Documentation comments

We could add a distinct comment syntax for documentation comments, perhaps treating documentation comments as producing real tokens rather than being stripped out by the lexer. However, during discussion, there was significant support for using a syntax that does not resemble a comment for representing documentation. For example, we could introduce an attribute syntax, such as using @ <expression> as a prefix to a declaration to attach attributes. Then a string literal attribute can be treated as documentation:

@"Get the size of the thing."
fn GetThingSize() -> Int;

@"""
Rate the quality of the widget.

Returns a quality factor between 0.0 and 1.0.
"""
fn RateQuality(
  @"The widget to rate."
  Widget: w,
  @"A widget quality database."
  QualityDB: db) -> Float;

This use case will be explored by a future proposal.

Code folding comments

Some code editors are able to "fold" regions of a source file in order to ease navigation. In some cases, these fold regions can be customized by the use of comment lines. For example, in VS Code, this is accomplished with comments containing #region and #endregion:

// #region Functions F and G
fn f() { ... }
fn g() { ... }
// #endregion

Supporting such markers as normal text within line comments requires no additional effort. However, we could consider introducing a specific Carbon syntax for region comments, in order to encourage a common representation across code editors.
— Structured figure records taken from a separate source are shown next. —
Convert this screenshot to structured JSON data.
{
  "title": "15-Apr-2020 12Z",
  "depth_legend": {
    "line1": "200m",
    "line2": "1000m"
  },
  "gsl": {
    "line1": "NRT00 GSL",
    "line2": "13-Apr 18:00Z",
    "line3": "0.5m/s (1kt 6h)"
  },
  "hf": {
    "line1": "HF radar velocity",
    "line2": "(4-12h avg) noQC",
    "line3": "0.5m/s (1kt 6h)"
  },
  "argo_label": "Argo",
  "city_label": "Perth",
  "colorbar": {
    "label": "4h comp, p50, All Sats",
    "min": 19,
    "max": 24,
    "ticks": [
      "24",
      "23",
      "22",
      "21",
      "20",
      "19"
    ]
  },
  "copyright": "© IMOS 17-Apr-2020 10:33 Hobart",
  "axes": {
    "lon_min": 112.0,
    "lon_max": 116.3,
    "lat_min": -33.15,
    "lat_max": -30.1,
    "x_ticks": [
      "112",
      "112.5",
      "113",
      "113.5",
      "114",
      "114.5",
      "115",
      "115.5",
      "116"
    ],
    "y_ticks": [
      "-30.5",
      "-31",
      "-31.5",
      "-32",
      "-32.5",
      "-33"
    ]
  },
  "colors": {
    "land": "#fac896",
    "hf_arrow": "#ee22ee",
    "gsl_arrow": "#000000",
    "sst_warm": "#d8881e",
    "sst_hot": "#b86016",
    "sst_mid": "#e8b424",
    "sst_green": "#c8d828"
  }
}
Such support is not covered by this proposal, but could be handled by a new form of comment.

Rationale

  • Some comment syntax is necessary to support software evolution, readable and understandable code, and many other goals of Carbon.
  • A single, simple, and consistent comment style supports Carbon's goal of easy to read and understand code, and fast development tools.
  • The experiment of restricting comments to be the only non-whitespace text on a line supports Carbon's goal of software evolution.
  • The careful open lexical space left supports Carbon's goal of language evolution.
  • The use of // as the primary syntax marking comments supports interoperability with C++-trained programmers and codebases by avoiding unnecessary and unhelpful churn of comment syntax.